The worldview silently shapes our way of acting in session, so it is essential to be clear about the philosophy that underpins the approach with which we work. It is what influences the way we observe, understand and respond to the customer. Without this clarity, we run the risk of conducting the therapeutic process in a confusing and inconsistent manner.
If, in Functional Contextualism, truth is what works, and if the objective of ACT is to develop psychological flexibility through processes, then the therapist also needs to experience this experience. Reading about ACT and taking classes is important, but that's just the beginning. It is experience that makes this “air” more fluid, natural and almost invisible in clinical practice.
We can read about how to ride a bike, understand the theory of balance and memorize each necessary movement. But we only really learn when we get on the bike and start pedaling. In the first attempts, we lost our balance, fell and, sometimes, even injured ourselves. It is repeated exposure to practice that allows the skill to be built little by little.
In the clinic, learning also happens like this. But there is an important difference: our mistakes, falls and imbalances impact another person: the patient. That's why skills training becomes so important.
Traditionally, we are more accustomed to the supervision model, in which a more experienced professional suggests possible paths for the therapist in training. This practice is extremely valuable, but it has limits. Often, we understand intellectually what should be done before we can actually do it in session.
A tool widely used in different areas of knowledge is Deliberate Practice, currently considered the gold standard for skill development. It involves five main pillars: observation, feedback, incremental goals, repetitive rehearsal and continuous assessment. Adapted to the context of ACT, it allows therapists to experience their own processes of psychological flexibility in peer training contexts.

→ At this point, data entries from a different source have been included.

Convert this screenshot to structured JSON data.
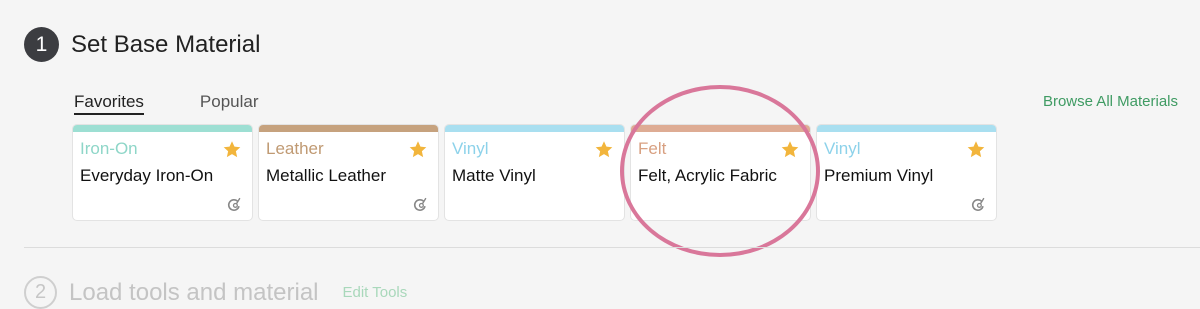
{
  "step1": {
    "number": "1",
    "title": "Set Base Material"
  },
  "tabs": [
    {
      "label": "Favorites",
      "active": true
    },
    {
      "label": "Popular",
      "active": false
    }
  ],
  "browse_link": "Browse All Materials",
  "materials": [
    {
      "category": "Iron-On",
      "name": "Everyday Iron-On",
      "color": "#9ddfd3",
      "category_color": "#8ed6c8",
      "favorite": true,
      "star_icon": "star-icon",
      "brand_icon": "cricut-icon"
    },
    {
      "category": "Leather",
      "name": "Metallic Leather",
      "color": "#c6a27e",
      "category_color": "#c09a73",
      "favorite": true,
      "star_icon": "star-icon",
      "brand_icon": "cricut-icon"
    },
    {
      "category": "Vinyl",
      "name": "Matte Vinyl",
      "color": "#a9dff0",
      "category_color": "#8dd2ea",
      "favorite": true,
      "star_icon": "star-icon",
      "brand_icon": null
    },
    {
      "category": "Felt",
      "name": "Felt, Acrylic Fabric",
      "color": "#deac94",
      "category_color": "#d8a081",
      "favorite": true,
      "star_icon": "star-icon",
      "brand_icon": null
    },
    {
      "category": "Vinyl",
      "name": "Premium Vinyl",
      "color": "#a9dff0",
      "category_color": "#8dd2ea",
      "favorite": true,
      "star_icon": "star-icon",
      "brand_icon": "cricut-icon"
    }
  ],
  "step2": {
    "number": "2",
    "title": "Load tools and material",
    "edit_link": "Edit Tools"
  },
  "colors": {
    "accent_green": "#3f9b63",
    "star": "#f2b53c",
    "highlight": "#d9779a"
  }
}
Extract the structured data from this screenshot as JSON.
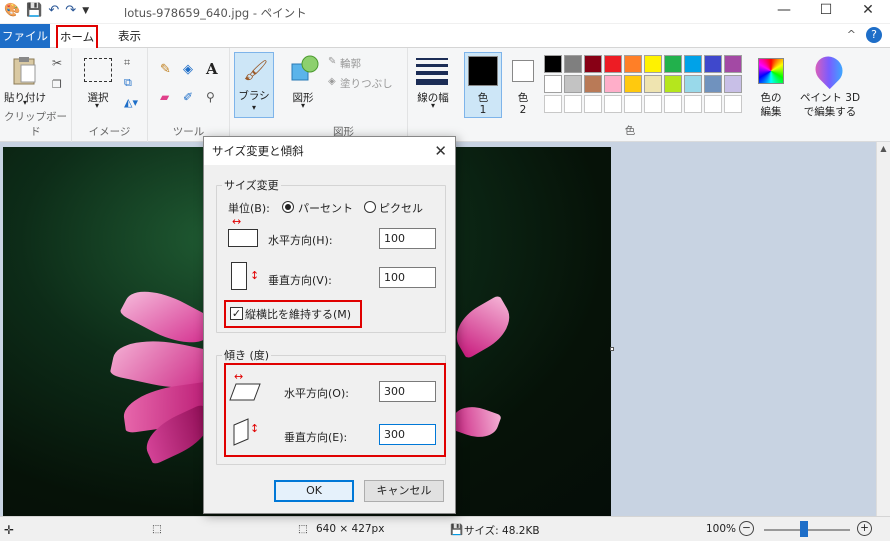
{
  "window": {
    "title": "lotus-978659_640.jpg - ペイント",
    "minimize": "—",
    "maximize": "☐",
    "close": "✕"
  },
  "menu": {
    "file": "ファイル",
    "home": "ホーム",
    "view": "表示",
    "help": "?",
    "collapse": "^"
  },
  "ribbon": {
    "clipboard": {
      "paste": "貼り付け",
      "label": "クリップボード"
    },
    "image": {
      "select": "選択",
      "label": "イメージ"
    },
    "tools": {
      "label": "ツール"
    },
    "brush": {
      "label": "ブラシ"
    },
    "shapes": {
      "shapes": "図形",
      "outline": "輪郭",
      "fill": "塗りつぶし",
      "label": "図形"
    },
    "linewidth": "線の幅",
    "color1": {
      "label": "色",
      "num": "1"
    },
    "color2": {
      "label": "色",
      "num": "2"
    },
    "edit_colors": {
      "line1": "色の",
      "line2": "編集"
    },
    "colors_label": "色",
    "paint3d": {
      "line1": "ペイント 3D",
      "line2": "で編集する"
    },
    "palette_row1": [
      "#000000",
      "#7f7f7f",
      "#880015",
      "#ed1c24",
      "#ff7f27",
      "#fff200",
      "#22b14c",
      "#00a2e8",
      "#3f48cc",
      "#a349a4"
    ],
    "palette_row2": [
      "#ffffff",
      "#c3c3c3",
      "#b97a57",
      "#ffaec9",
      "#ffc90e",
      "#efe4b0",
      "#b5e61d",
      "#99d9ea",
      "#7092be",
      "#c8bfe7"
    ],
    "palette_row3": [
      "#ffffff",
      "#ffffff",
      "#ffffff",
      "#ffffff",
      "#ffffff",
      "#ffffff",
      "#ffffff",
      "#ffffff",
      "#ffffff",
      "#ffffff"
    ]
  },
  "dialog": {
    "title": "サイズ変更と傾斜",
    "resize_legend": "サイズ変更",
    "unit_label": "単位(B):",
    "unit_percent": "パーセント",
    "unit_pixel": "ピクセル",
    "resize_h_label": "水平方向(H):",
    "resize_h_value": "100",
    "resize_v_label": "垂直方向(V):",
    "resize_v_value": "100",
    "keep_ratio": "縦横比を維持する(M)",
    "keep_ratio_checked": "✓",
    "skew_legend": "傾き (度)",
    "skew_h_label": "水平方向(O):",
    "skew_h_value": "300",
    "skew_v_label": "垂直方向(E):",
    "skew_v_value": "300",
    "ok": "OK",
    "cancel": "キャンセル"
  },
  "status": {
    "dimensions": "640 × 427px",
    "size": "サイズ: 48.2KB",
    "zoom": "100%"
  }
}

Without feedback, it's easy to keep repeating what we already know how to do, and difficult to understand what we still need to develop. Experience alone does not guarantee expertise. We often automate ways of acting without necessarily becoming more effective. Feedback helps us identify where we're falling short, what we're avoiding, and which skills still need refining.
But to do so, you need to be open to exposing yourself, making mistakes, falling and experiencing different emotions. Because, in the end, learning therapy is also a process of exposure. And perhaps good therapists are not those who never lose their balance, but those who continue to refine their skills along the way.
Reference:
Hofmann, S. G., & Hayes, S. C. (Eds.). (2018). Process-based CBT: The science and core clinical competencies of cognitive behavioral therapy. Context Press.